Nella visione della sinistra (non necessariamente quella ottocentesca, perché è sopravvissuta almeno fino a Fausto Bertinotti) il padrone non è un dato variabile; è collocato lì, nel suo ruolo, come una figura emblematica, fissa e immutabile: appunto “il padrone”. Della sua condizione di padrone non gli vengono riconosciuti meriti. La storia personale che lo ha portato a quella condizione, non interessa, salvo dare per scontato che il suo è stato un cammino segnato dalle lacrime e dal sangue dei lavoratori. Ora, secondo questa logica, siccome è uno sfruttatore, dal padrone bisogna estrarre il maggior valore possibile da ridistribuire ai lavoratori. E ciò perché per definizione il padrone è “ricco” e tiene i cordoni della borsa. Il che generalmente è vero. Che poi ci siano imprenditori che falliscono e finiscono in povertà peggio che i loro operai; che ci siano padroni che commettono suicidio perché non hanno più soldi per pagare i dipendenti, per i Fausto Bertinotti non è significativo, né rilevante.

Veniamo all’oggi, hic et nunc. Dal 2007 al 2013 sono stati persi in Italia, circa un milione di posti di lavoro, quando il tasso di occupazione (gli occupati rispetto alla popolazione in età di lavoro), soprattutto femminile, era già, in Italia, il più basso d’Europa. Non parliamo poi della disoccupazione giovanile che, secondo i dati ufficiali, comprende una larga fetta dei giovani (almeno il 40%) sotto i 25 anni che vorrebbero lavorare. Questa situazione ha fatto diventare il problema dei posti di lavoro assolutamente prioritario per qualsiasi governo. Ma come si creano posti di lavoro? Cominciamo col dire che il settore pubblico ha fatto la propria parte. Stato, Regioni, Province, Comuni e altri enti pubblici hanno dato: sono di regola saturi di personale, utile e inutile, dal momento che il principio non era assumere chi serviva, ma assorbire disoccupazione. La differenza rispetto al passato è che gli enti citati non hanno più soldi, e quindi capacità di assumere. La stessa cosa vale per le migliaia di società controllate dal settore pubblico che hanno fatto la loro parte, per quanto riguarda le assunzioni, ma di soldi ne perdono invece di guadagnarne (pare 22 miliardi l’anno in totale).  E queste perdite devono essere periodicamente ripianate dagli enti che le controllano coi soldi dei cittadini. Insomma, anche qui non c’è più trippa per i gatti.

A questo punto, va notato che una flebile presa di coscienza sembra essersi fatta strada negli ultimi anni, anche da parte della sinistra. I posti di lavoro, esaurita la finanza pubblica, li può creare soltanto l’impresa privata (tertium non datur).
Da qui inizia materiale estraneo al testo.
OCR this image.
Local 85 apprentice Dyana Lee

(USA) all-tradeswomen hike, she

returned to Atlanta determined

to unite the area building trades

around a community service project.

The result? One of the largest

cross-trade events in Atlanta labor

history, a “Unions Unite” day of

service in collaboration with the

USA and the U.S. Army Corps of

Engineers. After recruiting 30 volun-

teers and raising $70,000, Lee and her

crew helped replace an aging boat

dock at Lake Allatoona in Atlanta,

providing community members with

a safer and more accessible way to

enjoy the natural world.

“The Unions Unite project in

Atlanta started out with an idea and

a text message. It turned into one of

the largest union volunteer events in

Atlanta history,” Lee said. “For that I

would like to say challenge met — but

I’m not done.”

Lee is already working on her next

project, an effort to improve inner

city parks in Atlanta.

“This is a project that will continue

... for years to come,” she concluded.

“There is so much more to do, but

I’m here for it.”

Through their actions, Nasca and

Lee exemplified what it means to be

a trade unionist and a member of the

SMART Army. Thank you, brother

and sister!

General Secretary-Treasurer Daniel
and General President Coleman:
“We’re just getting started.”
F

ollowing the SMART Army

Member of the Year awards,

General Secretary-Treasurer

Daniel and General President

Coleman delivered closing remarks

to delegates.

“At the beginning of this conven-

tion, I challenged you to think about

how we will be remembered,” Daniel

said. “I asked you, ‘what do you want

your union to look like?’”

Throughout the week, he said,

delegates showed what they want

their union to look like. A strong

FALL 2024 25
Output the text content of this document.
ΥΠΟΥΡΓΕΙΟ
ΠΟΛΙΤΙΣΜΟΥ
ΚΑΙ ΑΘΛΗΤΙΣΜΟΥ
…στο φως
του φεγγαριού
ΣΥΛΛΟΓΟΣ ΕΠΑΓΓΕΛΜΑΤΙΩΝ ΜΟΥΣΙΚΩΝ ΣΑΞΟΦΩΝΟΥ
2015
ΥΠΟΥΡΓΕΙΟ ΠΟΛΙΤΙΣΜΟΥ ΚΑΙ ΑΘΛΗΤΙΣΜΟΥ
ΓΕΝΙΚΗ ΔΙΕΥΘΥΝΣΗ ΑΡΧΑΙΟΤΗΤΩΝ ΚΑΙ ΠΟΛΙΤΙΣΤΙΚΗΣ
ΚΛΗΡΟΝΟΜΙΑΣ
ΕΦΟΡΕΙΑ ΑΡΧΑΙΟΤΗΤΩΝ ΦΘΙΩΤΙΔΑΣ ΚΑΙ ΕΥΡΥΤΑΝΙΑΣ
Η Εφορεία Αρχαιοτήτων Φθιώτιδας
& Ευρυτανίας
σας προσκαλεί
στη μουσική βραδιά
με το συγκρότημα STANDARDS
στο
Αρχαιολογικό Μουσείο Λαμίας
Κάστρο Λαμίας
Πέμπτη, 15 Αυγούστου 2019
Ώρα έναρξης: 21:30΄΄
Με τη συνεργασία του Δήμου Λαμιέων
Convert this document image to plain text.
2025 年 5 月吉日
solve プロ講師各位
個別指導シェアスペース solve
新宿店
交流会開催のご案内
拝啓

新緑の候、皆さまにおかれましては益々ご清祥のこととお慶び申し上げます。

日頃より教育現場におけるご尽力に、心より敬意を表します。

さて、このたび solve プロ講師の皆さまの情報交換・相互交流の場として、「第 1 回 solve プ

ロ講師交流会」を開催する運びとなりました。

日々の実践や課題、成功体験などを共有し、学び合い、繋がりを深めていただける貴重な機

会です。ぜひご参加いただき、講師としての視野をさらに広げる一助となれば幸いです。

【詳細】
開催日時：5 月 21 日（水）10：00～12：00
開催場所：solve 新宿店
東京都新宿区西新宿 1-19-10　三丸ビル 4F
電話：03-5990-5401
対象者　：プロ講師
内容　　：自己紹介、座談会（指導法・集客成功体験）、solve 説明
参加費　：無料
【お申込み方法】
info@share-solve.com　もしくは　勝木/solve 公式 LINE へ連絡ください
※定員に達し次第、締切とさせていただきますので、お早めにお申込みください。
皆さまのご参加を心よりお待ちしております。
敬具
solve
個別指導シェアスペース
Se non c’è l’iniziativa; se non c’è una ispirazione, una vocazione, una passione, un progetto, se non c’è l’assunzione di un rischio economico; non si creano imprese private e quindi non si creano posti di lavoro. Allora, forse, l’imprenditore non è più quella maschera trucida che si vede disegnata nei giornalini socialisti di fine ‘800; il padrone non è più un nemico da spremere; bensì diventa un interlocutore, una figura con cui bisogna fare i conti e di cui bisogna anche comprendere i meriti e le ragioni. La prima delle quali è semplice: se non c’è la cosiddetta iniziativa privata, non c’è l’impresa e quindi non c’è il lavoro. La seconda è che, se l’azienda non fa profitto, se fatica a stare sul mercato, prima o poi esce dal mercato; e che l’imprenditore, così come il meno pagato dei suoi operai, lavora in definitiva anche per guadagnare denaro. A maggior ragione vuole guadagnare denaro l’azionista che investe nella azienda senza lavorarci dentro. Questa è la realtà di cui prendere atto. Se non c’è la remunerazione, se non c’è il plusvalore di cui “il capitalista si appropria”, non c’è l’impresa.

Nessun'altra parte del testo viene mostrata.